No doe permits are issued there. Not that they’ve seen any, but bucks are getting scarce, also. They firmly believe coyotes are the sole culprit.

“If things don’t change soon, there won’t be any bucks, either,” Jerrold Mason said last Sunday.

“Maine went to a bucks-only rule for a couple of years and, since then, the situation’s been ridiculous.”

Like Bosse and Trahan, the Masons said they’ve witnessed coyote predation in packs on deer on their land.

“We’ve had coyotes kill deer right in our front yard,” James Mason said.

“Their population is so tied in with deer that when the deer population goes up, their population goes up, too, and when the deer population goes down, their population follows,” he said.

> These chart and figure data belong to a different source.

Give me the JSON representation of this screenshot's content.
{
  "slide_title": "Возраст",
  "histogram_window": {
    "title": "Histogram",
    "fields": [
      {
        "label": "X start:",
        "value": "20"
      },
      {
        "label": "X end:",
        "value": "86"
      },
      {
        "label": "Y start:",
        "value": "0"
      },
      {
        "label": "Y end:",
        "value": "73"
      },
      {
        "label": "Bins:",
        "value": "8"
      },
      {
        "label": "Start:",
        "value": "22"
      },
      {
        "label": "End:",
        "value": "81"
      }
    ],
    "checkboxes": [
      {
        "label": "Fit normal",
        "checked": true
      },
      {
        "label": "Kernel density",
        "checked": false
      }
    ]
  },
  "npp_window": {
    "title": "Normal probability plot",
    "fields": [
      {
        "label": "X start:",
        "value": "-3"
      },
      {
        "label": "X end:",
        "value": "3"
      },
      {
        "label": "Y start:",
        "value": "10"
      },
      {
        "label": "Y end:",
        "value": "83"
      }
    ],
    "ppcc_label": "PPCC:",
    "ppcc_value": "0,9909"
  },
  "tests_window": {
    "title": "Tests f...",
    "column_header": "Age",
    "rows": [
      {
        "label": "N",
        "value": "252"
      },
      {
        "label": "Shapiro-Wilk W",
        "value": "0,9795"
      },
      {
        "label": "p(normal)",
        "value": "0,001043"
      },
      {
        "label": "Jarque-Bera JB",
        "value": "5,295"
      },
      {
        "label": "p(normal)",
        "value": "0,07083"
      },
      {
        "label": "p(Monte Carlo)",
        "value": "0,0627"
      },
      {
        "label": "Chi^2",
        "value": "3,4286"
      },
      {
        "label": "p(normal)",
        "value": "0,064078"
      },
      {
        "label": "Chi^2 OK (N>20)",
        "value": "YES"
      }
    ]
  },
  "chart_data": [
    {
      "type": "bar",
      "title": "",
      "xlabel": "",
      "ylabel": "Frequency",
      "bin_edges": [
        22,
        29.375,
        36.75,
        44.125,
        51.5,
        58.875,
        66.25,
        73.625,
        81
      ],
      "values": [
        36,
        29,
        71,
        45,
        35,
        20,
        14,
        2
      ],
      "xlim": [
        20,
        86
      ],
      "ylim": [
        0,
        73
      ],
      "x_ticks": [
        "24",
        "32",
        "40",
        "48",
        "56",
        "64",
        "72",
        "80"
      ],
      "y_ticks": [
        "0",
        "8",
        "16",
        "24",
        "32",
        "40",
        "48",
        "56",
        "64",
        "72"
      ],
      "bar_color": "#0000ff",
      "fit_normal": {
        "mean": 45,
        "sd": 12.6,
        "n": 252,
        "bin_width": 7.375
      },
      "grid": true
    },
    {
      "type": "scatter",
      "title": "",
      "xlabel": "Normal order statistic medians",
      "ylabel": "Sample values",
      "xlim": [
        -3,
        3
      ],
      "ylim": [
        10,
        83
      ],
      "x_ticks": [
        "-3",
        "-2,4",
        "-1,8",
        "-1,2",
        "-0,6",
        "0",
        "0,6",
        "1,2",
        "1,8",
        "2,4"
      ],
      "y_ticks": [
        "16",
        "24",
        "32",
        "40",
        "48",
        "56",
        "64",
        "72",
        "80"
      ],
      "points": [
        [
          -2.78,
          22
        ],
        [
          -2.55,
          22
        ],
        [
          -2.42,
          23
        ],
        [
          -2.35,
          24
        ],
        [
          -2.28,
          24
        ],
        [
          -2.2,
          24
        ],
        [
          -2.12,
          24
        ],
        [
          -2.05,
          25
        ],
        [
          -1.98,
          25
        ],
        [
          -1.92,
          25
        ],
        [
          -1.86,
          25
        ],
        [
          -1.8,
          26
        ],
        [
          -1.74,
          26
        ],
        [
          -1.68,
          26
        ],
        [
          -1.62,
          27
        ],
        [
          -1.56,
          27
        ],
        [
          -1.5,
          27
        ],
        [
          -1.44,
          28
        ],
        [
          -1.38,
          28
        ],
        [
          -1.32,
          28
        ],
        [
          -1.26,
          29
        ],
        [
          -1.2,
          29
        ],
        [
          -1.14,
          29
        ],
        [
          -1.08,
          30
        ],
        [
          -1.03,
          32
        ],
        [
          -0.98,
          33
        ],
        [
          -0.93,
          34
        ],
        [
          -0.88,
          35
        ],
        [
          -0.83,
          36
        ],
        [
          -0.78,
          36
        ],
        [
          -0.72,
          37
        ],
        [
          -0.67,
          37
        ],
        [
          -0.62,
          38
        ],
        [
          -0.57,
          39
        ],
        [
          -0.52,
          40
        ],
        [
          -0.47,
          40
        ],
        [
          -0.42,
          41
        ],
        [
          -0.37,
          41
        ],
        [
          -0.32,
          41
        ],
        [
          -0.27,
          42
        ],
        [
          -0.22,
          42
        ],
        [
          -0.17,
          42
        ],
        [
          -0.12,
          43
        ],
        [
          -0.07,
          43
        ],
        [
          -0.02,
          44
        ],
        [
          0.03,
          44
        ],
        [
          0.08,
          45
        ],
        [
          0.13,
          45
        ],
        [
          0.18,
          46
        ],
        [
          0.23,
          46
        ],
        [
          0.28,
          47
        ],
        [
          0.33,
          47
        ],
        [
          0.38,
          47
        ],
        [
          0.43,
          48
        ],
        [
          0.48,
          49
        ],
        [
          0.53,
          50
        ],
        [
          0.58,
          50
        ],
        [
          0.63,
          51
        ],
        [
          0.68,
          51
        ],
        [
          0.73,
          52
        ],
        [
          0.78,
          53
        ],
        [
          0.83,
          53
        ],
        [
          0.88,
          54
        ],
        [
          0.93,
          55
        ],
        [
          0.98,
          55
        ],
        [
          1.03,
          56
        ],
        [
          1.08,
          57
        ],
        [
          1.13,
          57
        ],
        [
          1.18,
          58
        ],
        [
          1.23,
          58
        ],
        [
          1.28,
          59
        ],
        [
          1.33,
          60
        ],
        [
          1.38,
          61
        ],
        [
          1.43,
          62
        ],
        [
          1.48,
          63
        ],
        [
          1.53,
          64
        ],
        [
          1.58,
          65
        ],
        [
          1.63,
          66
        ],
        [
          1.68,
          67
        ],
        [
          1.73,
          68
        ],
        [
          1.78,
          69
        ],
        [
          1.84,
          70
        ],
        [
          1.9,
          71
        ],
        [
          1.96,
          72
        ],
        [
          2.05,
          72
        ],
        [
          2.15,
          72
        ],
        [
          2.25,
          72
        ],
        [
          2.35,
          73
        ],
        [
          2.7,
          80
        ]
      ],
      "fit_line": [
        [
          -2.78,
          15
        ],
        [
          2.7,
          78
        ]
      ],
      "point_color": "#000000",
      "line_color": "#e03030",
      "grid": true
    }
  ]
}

A registered Maine master guide for 53 years, James Mason recalled one time when a pack of coyotes killed and ate a whole adult deer during the night. He’d left that spot during the daytime and returned the next morning to find evidence of the kill.

“When there’s enough of them around to completely dispose of a grown deer, you’ve got a serious problem,” he said.

Trahan agrees.

“I’ve shot a number of coyotes over the years, especially in the wintertime when I’m harvesting wood,” he said.

“The deer will congregate in the areas where I’m cutting hardwoods to eat the tops. The coyotes will soon arrive, too, and often I have shot coyotes while I was working in the woods to try and give the deer a chance.”

Glowa, however, said IF&W should concentrate on science and stop its war on coyotes.

“The department needs to rein in the public’s attitudes and unsupported hatred of coyotes,” he said.

“I think, certainly, the facts and science don’t support this all-out war against coyotes. They’re not decimating Maine’s deer herd.”

“Predators and deer and moose have coexisted on our planet for hundreds of thousands of years, and there’s no evidence whatsoever this war on coyotes is going to make one bit of difference in the numbers of deer Maine has,” Glowa said.